For now, the technology should be viewed as investigational. It is not ready to replace established diagnostic approaches for Alzheimer disease, and there is not yet enough evidence to use OCTA alone to diagnose MCI or dementia. The most realistic near-term role is as a complementary biomarker in research settings and possibly as a future component of screening algorithms once longitudinal performance, reproducibility, and threshold values are established.
Conclusion
In this small cross-sectional cohort, SS-OCTA detected retinal and choriocapillaris abnormalities associated with cognitive status, including thinner GCC in AD dementia, reduced retinal vessel density with worsening cognition, and a notable biphasic CCFD pattern across disease stages. The findings support the concept that Alzheimer disease leaves a measurable neurovascular footprint in the eye.
These results are promising but preliminary. Larger, longitudinal, multicenter studies are needed to determine whether OCTA biomarkers can predict progression from normal cognition to MCI and from MCI to dementia, and whether they can add clinically useful information beyond established cognitive and biomarker-based approaches.

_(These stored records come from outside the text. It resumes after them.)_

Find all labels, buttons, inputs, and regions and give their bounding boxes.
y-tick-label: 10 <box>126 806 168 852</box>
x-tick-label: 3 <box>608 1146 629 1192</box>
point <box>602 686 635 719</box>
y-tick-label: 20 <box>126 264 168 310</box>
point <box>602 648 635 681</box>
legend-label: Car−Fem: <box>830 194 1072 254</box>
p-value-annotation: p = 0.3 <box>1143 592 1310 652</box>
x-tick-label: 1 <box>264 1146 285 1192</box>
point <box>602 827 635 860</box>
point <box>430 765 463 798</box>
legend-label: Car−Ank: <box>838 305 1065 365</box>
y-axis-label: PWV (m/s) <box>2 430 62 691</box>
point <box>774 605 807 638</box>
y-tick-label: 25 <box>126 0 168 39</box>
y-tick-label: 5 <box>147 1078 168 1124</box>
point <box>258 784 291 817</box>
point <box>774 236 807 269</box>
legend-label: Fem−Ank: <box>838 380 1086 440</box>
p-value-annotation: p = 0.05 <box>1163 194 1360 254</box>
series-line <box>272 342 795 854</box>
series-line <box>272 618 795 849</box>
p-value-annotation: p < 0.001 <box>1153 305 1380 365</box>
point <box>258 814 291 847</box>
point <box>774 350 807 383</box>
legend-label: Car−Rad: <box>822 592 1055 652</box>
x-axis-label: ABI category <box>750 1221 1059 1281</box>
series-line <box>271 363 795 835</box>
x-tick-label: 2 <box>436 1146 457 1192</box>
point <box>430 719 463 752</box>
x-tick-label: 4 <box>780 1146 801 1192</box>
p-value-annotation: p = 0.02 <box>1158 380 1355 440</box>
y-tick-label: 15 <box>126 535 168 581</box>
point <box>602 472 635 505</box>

Funding and clinicaltrials.gov
The abstract provided does not specify funding sources or a clinicaltrials.gov registration number. No trial registration was reported in the supplied citation.
References
1. Zhang Y, Jiang Y, Edalati K, et al. Quantitative Swept-Source Optical Coherence Tomography Angiography Indicators of Neurovascular Dysfunction in Alzheimer Disease. JAMA Ophthalmology. 2026; published online June 11, 2026. PMID: 42275077.
2. Hampel H, O’Bryant SE, Molinuevo JL, et al. Blood-based biomarkers for Alzheimer disease: mapping the road to the clinic. Nat Rev Neurol. 2018;14(11):639-652.
3. Hampel H, Cummings J, Blennow K, et al. Developing the ATX(N) classification for use across the Alzheimer disease continuum. Nat Rev Neurol. 2021;17(9):580-589.
4. Nian S, et al. Retinal imaging biomarkers in Alzheimer disease and related dementias: current evidence and future directions. Alzheimers Dement. 2024; available in PubMed-indexed literature.
AI image prompt
High-resolution scientific illustration of a swept-source optical coherence tomography angiography scan of the retina and choriocapillaris, overlaid with subtle Alzheimer disease cognitive decline motifs, cool clinical color palette, clean hospital imaging style, detailed microvascular network visualization, professional medical editorial thumbnail, no text, no logos.